I know that your daughter is a freshman and right now her coach seems like an intimidating figure, but you need to discreetly take control of your daughters athletic future. Make the decisions that need to be made to restore and develop her. Either find her original pitching coach or another legit pitching instructor as soon as possible. If you can't have the coach work with her on campus due to NCAA rules (did you say it was an NAIA school?), work off campus. This may take a while, like aim for next season.
Feb 8, 2009
I would hope others see a cautionary tale here for overuse of pitchers. IT IS YOUR DAUGHTER. DO NOT EXPECT OTHERS TO LOOK OUT FOR HER BEST INTERESTS.
Feb 27, 2009
Thanks for the advice. Luckily, her coach was a college pitcher, so probably knows more than most. I am going to ask my daughter to ask coach about dropping the pitch that required her to start with glove hand behind back, at least until she gets used to all the other stuff. I think what she is doing differently with the windmill might be messing up the timing of her legwork (more of a leap than a step) but not sure as I have only seen her pitch a couple of innings and was too busy wincing ;) to get a good view.

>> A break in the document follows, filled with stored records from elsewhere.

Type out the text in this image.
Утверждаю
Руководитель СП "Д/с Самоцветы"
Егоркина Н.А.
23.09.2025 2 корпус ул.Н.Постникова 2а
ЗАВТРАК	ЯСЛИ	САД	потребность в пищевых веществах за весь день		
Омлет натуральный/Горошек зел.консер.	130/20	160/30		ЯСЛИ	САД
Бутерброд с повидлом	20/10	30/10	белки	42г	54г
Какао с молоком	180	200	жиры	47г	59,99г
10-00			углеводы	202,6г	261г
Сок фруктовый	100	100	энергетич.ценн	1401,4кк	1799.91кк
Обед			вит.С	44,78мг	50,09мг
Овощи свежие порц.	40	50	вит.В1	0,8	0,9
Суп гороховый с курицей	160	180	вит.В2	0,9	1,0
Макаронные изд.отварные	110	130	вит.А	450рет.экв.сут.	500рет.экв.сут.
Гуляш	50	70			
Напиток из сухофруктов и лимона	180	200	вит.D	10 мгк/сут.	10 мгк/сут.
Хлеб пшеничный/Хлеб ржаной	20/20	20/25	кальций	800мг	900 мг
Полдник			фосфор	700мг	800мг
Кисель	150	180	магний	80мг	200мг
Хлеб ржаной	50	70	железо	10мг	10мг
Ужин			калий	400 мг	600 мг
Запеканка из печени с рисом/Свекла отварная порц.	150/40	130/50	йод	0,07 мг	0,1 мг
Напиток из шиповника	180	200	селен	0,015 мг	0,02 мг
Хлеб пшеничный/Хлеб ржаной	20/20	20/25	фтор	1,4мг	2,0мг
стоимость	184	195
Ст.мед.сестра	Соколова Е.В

She is in different state right now and between games, tournaments and classes, no real free time to work with anyone else. I do not want to undermine the coach's authority, as my daughter really loves the school she is in. I guess she will just have to get as comfortable as she can with some of the stuff and really buckle down off season. I will suggest she do lots of drills to get the feel of rocking back versus stepping, since that one is not optional. Thanks for all the suggestions.